Most of the trees are getting new leaves now, though not all.   Our syrup-maple is still bare, the miserly maple is full of tiny, tiny leaves, and the other two maples are somewhere in between those two.

Along the highway the trees make the patchwork-quilt look, as with fall foliage, only a different color scheme.   The pines make a dark dark green, against which the pale green of new leaves stands out so vividly, and then for accent there are the whites and pinks and lavenders of the flowering trees, and an occasional deep red which I haven’t quite identified — possibly fall color left from last year.  A number of our trees (such as our miserly maple, though usually maples aren’t this way) don’t seem to lose last year’s leaves until this years leaves arrive.

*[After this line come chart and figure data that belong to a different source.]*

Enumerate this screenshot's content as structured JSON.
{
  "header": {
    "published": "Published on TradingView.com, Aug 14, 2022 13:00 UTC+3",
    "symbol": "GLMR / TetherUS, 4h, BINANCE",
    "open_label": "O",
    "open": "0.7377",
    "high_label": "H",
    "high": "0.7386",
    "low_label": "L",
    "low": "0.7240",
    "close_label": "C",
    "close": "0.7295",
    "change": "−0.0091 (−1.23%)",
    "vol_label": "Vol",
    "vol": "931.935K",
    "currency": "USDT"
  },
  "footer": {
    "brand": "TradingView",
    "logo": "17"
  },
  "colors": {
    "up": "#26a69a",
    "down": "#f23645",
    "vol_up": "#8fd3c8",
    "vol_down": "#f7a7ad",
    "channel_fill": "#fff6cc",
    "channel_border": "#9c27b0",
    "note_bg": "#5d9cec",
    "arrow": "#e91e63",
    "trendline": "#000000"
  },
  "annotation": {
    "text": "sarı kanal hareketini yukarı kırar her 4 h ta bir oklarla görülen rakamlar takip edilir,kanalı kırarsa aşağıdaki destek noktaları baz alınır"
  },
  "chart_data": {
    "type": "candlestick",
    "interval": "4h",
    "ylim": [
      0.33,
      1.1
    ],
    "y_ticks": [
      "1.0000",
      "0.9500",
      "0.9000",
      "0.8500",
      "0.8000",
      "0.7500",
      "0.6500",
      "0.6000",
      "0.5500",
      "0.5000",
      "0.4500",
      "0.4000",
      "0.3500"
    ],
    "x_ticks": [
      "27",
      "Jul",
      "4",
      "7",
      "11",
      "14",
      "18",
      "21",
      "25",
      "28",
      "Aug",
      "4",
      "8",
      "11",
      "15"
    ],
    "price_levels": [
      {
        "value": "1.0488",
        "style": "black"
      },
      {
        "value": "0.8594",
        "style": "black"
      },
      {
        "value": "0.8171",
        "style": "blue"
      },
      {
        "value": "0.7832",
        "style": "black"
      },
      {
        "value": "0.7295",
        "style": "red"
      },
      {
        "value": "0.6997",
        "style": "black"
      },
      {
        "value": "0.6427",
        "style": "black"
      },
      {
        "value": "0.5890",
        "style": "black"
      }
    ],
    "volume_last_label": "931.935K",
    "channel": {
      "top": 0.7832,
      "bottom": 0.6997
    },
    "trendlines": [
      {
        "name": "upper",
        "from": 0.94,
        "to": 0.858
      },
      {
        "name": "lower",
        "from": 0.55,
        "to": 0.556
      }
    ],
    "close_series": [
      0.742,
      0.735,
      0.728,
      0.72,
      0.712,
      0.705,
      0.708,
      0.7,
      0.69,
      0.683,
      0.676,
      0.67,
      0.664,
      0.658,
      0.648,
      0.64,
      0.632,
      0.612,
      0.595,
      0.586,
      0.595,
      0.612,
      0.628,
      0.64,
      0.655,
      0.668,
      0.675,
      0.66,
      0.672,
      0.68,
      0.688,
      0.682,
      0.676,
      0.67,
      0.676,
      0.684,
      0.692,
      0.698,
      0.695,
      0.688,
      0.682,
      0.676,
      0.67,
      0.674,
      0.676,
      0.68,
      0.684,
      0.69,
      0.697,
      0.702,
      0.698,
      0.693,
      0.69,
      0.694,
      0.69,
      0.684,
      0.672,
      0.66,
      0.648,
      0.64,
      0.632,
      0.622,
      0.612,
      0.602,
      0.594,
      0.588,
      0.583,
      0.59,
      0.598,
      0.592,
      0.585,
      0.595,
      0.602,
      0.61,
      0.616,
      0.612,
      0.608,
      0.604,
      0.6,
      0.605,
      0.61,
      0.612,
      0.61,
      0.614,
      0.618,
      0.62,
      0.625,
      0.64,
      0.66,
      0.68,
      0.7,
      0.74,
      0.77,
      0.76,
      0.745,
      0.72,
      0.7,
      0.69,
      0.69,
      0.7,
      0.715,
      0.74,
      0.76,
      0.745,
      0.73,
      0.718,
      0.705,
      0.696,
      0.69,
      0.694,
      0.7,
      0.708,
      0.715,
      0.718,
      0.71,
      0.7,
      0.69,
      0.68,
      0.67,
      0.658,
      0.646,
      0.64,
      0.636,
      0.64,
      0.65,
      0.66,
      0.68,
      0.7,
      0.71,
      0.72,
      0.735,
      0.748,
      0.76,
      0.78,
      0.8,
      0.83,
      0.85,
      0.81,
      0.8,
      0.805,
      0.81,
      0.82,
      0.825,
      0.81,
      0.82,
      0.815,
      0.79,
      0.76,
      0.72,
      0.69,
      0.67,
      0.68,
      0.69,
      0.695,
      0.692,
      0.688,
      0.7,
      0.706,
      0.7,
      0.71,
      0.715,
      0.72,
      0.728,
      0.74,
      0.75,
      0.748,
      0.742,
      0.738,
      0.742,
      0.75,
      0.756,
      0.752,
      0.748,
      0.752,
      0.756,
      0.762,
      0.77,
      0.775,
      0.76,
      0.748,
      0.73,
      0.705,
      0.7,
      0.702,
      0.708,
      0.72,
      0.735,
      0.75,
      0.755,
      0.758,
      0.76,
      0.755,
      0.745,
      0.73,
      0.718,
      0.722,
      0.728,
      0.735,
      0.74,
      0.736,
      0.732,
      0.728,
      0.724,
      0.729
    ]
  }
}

In addition to making a striking backdrop, the pines are also doing the work for which the are famous, coating all the world with yellow pollen.  Since my return from Las Vegas the layer of bright yellow dust has been gradually increasing — South Carolina is usually not a dusty place, but once a year we make up for it.   People who wash their cars are driven to distraction, and people like me discover the importance of wiper-fluid when we try to get a view out the front windshield. 

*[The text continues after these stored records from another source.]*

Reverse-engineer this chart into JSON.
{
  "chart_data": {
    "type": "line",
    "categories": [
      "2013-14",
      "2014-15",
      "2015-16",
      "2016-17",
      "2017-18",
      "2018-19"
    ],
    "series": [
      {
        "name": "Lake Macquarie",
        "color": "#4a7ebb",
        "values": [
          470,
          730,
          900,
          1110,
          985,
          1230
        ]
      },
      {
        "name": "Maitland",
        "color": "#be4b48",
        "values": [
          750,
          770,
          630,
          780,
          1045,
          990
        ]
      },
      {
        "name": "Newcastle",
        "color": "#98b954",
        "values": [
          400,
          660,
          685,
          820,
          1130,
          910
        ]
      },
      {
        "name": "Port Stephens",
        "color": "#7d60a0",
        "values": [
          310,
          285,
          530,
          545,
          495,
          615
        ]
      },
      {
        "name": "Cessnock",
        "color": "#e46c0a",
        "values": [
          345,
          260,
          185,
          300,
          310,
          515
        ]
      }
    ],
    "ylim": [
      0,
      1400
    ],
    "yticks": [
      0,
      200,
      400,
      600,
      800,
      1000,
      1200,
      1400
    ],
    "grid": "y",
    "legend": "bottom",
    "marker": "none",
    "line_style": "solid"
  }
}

The table on the patio has turned from gray to yellow, and then winds late this week re-arranged all the pollen into interesting snow-drifty patterns.   Light rain Thursday gave us a little yellow lake right outside the van door, though by some miracle I managed to get the kids out of the car without any of them splashing through it. 

Looks like we had more rain last night, because now the pollen is all concentrated in cracks in the driveway.  Might be time to uncover the patio furniture and enjoy the sudden turn back to cooler weather.